Acting General Services Administration head Dan Tangherlini just posted a YouTube video addressing the burgeoning conference spending scandal — and he is not happy. The infamous 2010 Western Regions Conference didn’t just violate travel, acquisition and good conduct rules, he said: It undermined GSA’s entire purpose.
Just as importantly, those responsible violated rules of common sense, the spirit of public service, and the trust that America’s taxpayers have placed in all of us. Among other things, GSA creates and manages the rules and regulations governing travel and conferences. As a result, the actions of those responsible for the Western Regions Conference cut to the heart of what we do and who we are. They undermine both our mission and the trust we have developed with our customers — including the most important customer of all, the American public.
This will “never happen again,” Tangherlini said.
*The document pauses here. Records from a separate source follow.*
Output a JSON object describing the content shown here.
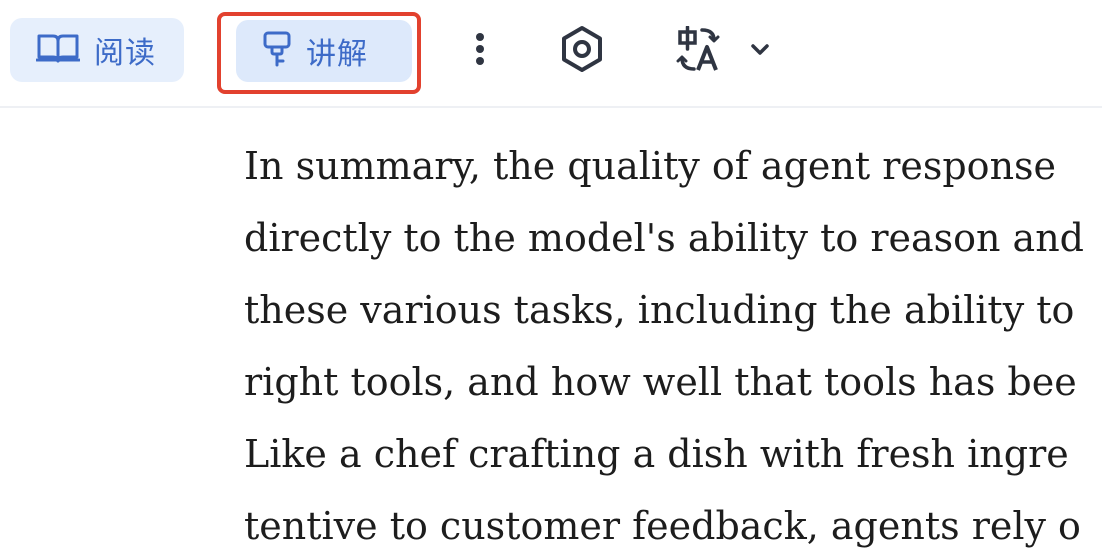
{
  "toolbar": {
    "read_label": "阅读",
    "explain_label": "讲解",
    "icons": {
      "read": "open-book-icon",
      "explain": "presentation-lamp-icon",
      "more": "more-vertical-icon",
      "settings": "hexagon-settings-icon",
      "translate": "translate-icon",
      "dropdown": "chevron-down-icon"
    }
  },
  "content": {
    "lines": [
      "In summary, the quality of agent response",
      "directly to the model's ability to reason and",
      "these various tasks, including the ability to",
      "right tools, and how well that tools has bee",
      "Like a chef crafting a dish with fresh ingre",
      "tentive to customer feedback, agents rely o"
    ]
  },
  "colors": {
    "accent": "#3d6bc8",
    "button_bg": "#e6effc",
    "highlight_border": "#e2412e",
    "icon_dark": "#2f3542"
  }
}
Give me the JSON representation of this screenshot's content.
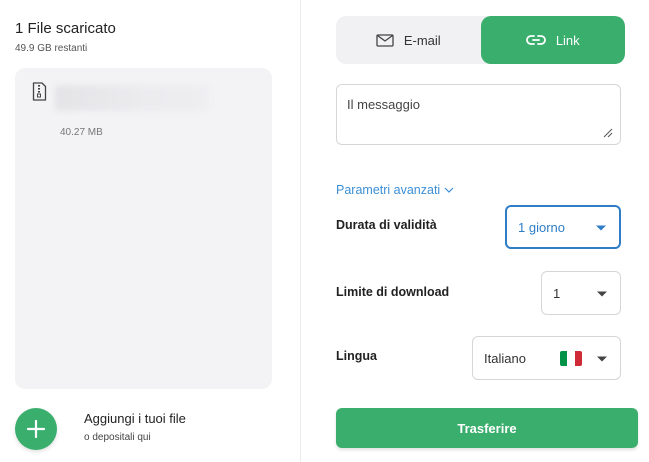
{
  "left_panel": {
    "title": "1 File scaricato",
    "remaining": "49.9 GB restanti",
    "file": {
      "size": "40.27 MB",
      "icon": "file-zip-icon"
    },
    "add": {
      "title": "Aggiungi i tuoi file",
      "subtitle": "o depositali qui",
      "icon": "plus-icon"
    }
  },
  "right_panel": {
    "tabs": [
      {
        "label": "E-mail",
        "icon": "mail-icon",
        "active": false
      },
      {
        "label": "Link",
        "icon": "link-icon",
        "active": true
      }
    ],
    "message": {
      "placeholder": "Il messaggio",
      "value": ""
    },
    "advanced_label": "Parametri avanzati",
    "validity": {
      "label": "Durata di validità",
      "value": "1 giorno"
    },
    "download_limit": {
      "label": "Limite di download",
      "value": "1"
    },
    "language": {
      "label": "Lingua",
      "value": "Italiano",
      "flag": [
        "#009246",
        "#ffffff",
        "#ce2b37"
      ]
    },
    "submit_label": "Trasferire"
  },
  "colors": {
    "accent_green": "#3aae6d",
    "link_blue": "#3d8fd6",
    "focus_blue": "#2f7dc7"
  }
}
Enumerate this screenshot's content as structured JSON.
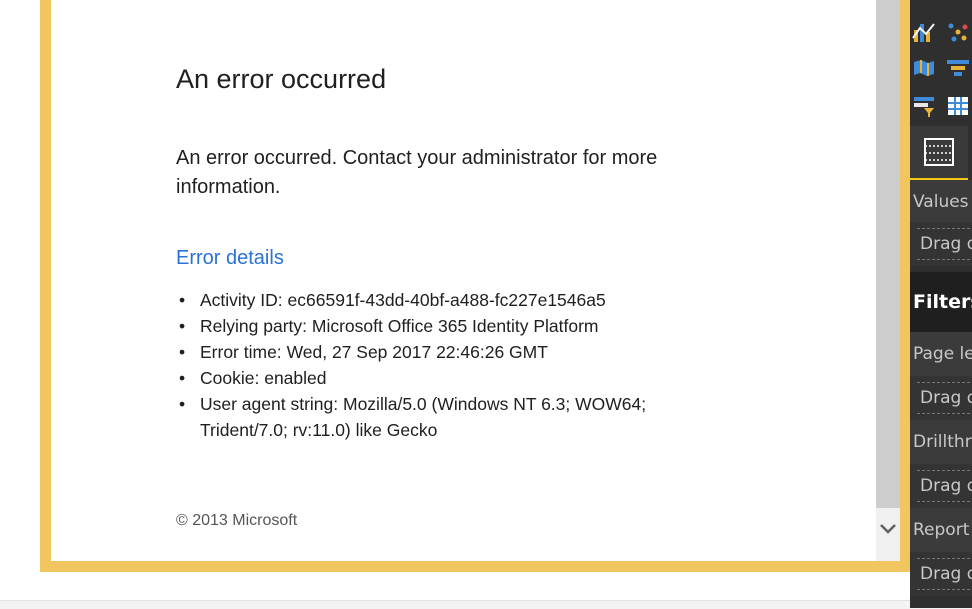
{
  "dialog": {
    "title": "An error occurred",
    "message": "An error occurred. Contact your administrator for more information.",
    "details_link": "Error details",
    "details": [
      {
        "label": "Activity ID:",
        "value": "ec66591f-43dd-40bf-a488-fc227e1546a5"
      },
      {
        "label": "Relying party:",
        "value": "Microsoft Office 365 Identity Platform"
      },
      {
        "label": "Error time:",
        "value": "Wed, 27 Sep 2017 22:46:26 GMT"
      },
      {
        "label": "Cookie:",
        "value": "enabled"
      },
      {
        "label": "User agent string:",
        "value": "Mozilla/5.0 (Windows NT 6.3; WOW64; Trident/7.0; rv:11.0) like Gecko"
      }
    ],
    "copyright": "© 2013 Microsoft",
    "bullet": "•"
  },
  "side_panel": {
    "values_label": "Values",
    "values_drop": "Drag data fields here",
    "filters_heading": "Filters",
    "page_level": "Page level filters",
    "page_drop": "Drag data fields here",
    "drillthrough": "Drillthrough filters",
    "drill_drop": "Drag drillthrough fields here",
    "report_level": "Report level filters",
    "report_drop": "Drag data fields here"
  },
  "colors": {
    "frame": "#f1c660",
    "link": "#2a72d4",
    "accent_underline": "#f2c811",
    "panel": "#2f2f2f"
  }
}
He went on to outline some steps that have been taken in response to the revelations, such as an agency-wide review of all conferences and events and the suspension of GSA’s troubled Hats Off awards program, pending a “top-down review.” And in his most stinging rebuke, Tangherlini said:
Serving our customers well is reward enough. It is a signal that our commitment is to our service, our duty and our nation, and not to conferences, awards or parties.
It’s clear that Tangherlini understands just how damaging these revelations have been to GSA — and that he doesn’t want to hear anybody around him say the conference was no big deal. One of his first comments in this damage-control video is, “If you haven’t already, I urge you to read the report. When you do, you’ll see that what took place was completely unacceptable. [...] I speak for the overwhelming majority of GSA staff when I say we are shocked and deeply disappointed by these indefensible actions.”
Cal Stevens Says:
April 10th, 2012 at 5:43 pm
This too shall pass!!!
Armand Escalera Says:
April 12th, 2012 at 10:23 am
Well articulated. There is so much fraud waste and abuse in government that the general public believes it is business as usual for overpaid government officials. I work in an agency that a few folks have made the vast majority who are hard working, dedicated public servants look bad.
Mr. Tangherlini, leadership needs to take notes from you: No excuses, focus on mission and outcomes and take a look at efficiencies and inefficiences.